News Release

Removal of financial incentives for clinical quality linked to poorer performance

Research: The impact of removing financial incentives from clinical quality indicators: Longitudinal analysis of 4 Kaiser Permanente indicators

Peer-Reviewed Publication

BMJ

The removal of financial incentives attached to measures of clinical quality is associated with slight drops in performance levels, according to research published on bmj.com today.

Since 2004, UK GPs have received payments based on a range of indicators of clinical quality, eight of which are due to be removed in 2011. While existing research indicates that financial incentives lead to improvements in quality, there are few data on the effect of their removal.

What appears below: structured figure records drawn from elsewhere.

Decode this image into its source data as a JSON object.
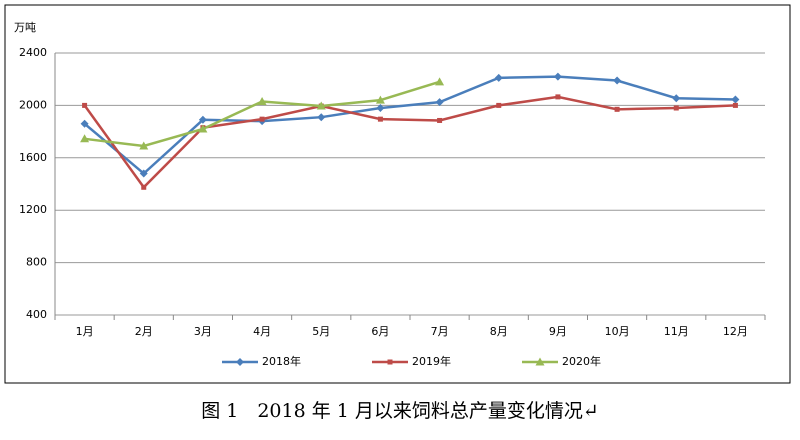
{
  "chart_data": {
    "type": "line",
    "title": "图 1　2018 年 1 月以来饲料总产量变化情况↵",
    "y_label": "万吨",
    "categories": [
      "1月",
      "2月",
      "3月",
      "4月",
      "5月",
      "6月",
      "7月",
      "8月",
      "9月",
      "10月",
      "11月",
      "12月"
    ],
    "series": [
      {
        "name": "2018年",
        "color": "#4a7ebb",
        "marker": "diamond",
        "values": [
          1860,
          1480,
          1890,
          1880,
          1910,
          1980,
          2025,
          2210,
          2220,
          2190,
          2055,
          2045
        ]
      },
      {
        "name": "2019年",
        "color": "#be4b48",
        "marker": "square",
        "values": [
          2000,
          1375,
          1830,
          1895,
          1995,
          1895,
          1885,
          2000,
          2065,
          1970,
          1980,
          2000
        ]
      },
      {
        "name": "2020年",
        "color": "#98b954",
        "marker": "triangle",
        "values": [
          1745,
          1690,
          1820,
          2030,
          1995,
          2040,
          2180,
          null,
          null,
          null,
          null,
          null
        ]
      }
    ],
    "ylim": [
      400,
      2400
    ],
    "yticks": [
      400,
      800,
      1200,
      1600,
      2000,
      2400
    ],
    "grid": true
  }
}
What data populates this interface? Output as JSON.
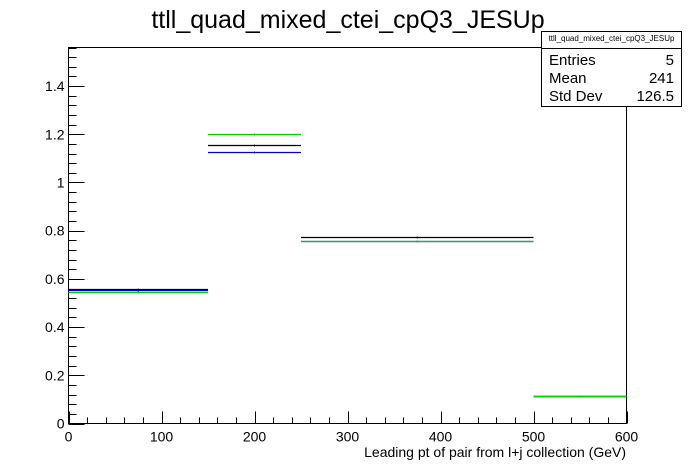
{
  "title": "ttll_quad_mixed_ctei_cpQ3_JESUp",
  "stats": {
    "name": "ttll_quad_mixed_ctei_cpQ3_JESUp",
    "entries_label": "Entries",
    "entries_value": "5",
    "mean_label": "Mean",
    "mean_value": "241",
    "std_label": "Std Dev",
    "std_value": "126.5"
  },
  "chart_data": {
    "type": "line",
    "title": "ttll_quad_mixed_ctei_cpQ3_JESUp",
    "xlabel": "Leading pt of pair from l+j collection (GeV)",
    "ylabel": "",
    "xlim": [
      0,
      600
    ],
    "ylim": [
      0,
      1.56
    ],
    "grid": false,
    "legend": "top-right",
    "x_ticks": [
      0,
      100,
      200,
      300,
      400,
      500,
      600
    ],
    "y_ticks": [
      0,
      0.2,
      0.4,
      0.6,
      0.8,
      1,
      1.2,
      1.4
    ],
    "x_tick_labels": [
      "0",
      "100",
      "200",
      "300",
      "400",
      "500",
      "600"
    ],
    "y_tick_labels": [
      "0",
      "0.2",
      "0.4",
      "0.6",
      "0.8",
      "1",
      "1.2",
      "1.4"
    ],
    "bin_edges": [
      0,
      150,
      250,
      500,
      600
    ],
    "series": [
      {
        "color": "#000000",
        "values": [
          0.558,
          1.155,
          0.775,
          0.113
        ]
      },
      {
        "color": "#0000cc",
        "values": [
          0.553,
          1.127,
          0.757,
          0.113
        ]
      },
      {
        "color": "#00cc00",
        "values": [
          0.547,
          1.2,
          0.757,
          0.113
        ]
      }
    ]
  }
}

Researchers evaluated the effect of financial incentives in 35 Kaiser Permanente facilities in California, which provided both general and speciality care. They examined quality indicators for diabetes retinopathy screening, cervical cancer screening, glycaemic control for diabetes, and hypertension control.

During the study period – 1997 to 2007 – financial incentives were removed for diabetic retinopathy screening and cervical screening. Over the five years where financial incentives were attached to it, retinopathy screening rates rose from 84.9% to 88.1%. Over the following four years without incentives they fell year on year to 80.5%.

Rates of cervical screening rose slightly over the two initial years when financial incentives were attached, and fell during the five years when they were removed. Incentives were then reattached for two years, and rates began to climb once more.

Diabetes glycaemic control was not incentivised during 1999 and 2000 when levels of achievement were 44.2% and 46.85% respectively. Performance continued to improve following the introduction of incentives in 2001. Hypertension control was incentivised throughout the study period, but data was only available between 2002 and 2007, during which time performance improved.

The researchers point to limitations in the study, for example at Kaiser Permanente, doctors' income is not affected by the incentive, unlike the UK. However, if further research confirms that the removal of financial incentives means performance levels – and potentially patient care – decline, there may be practical implications for policy-makers, clinicians, and patients, they conclude.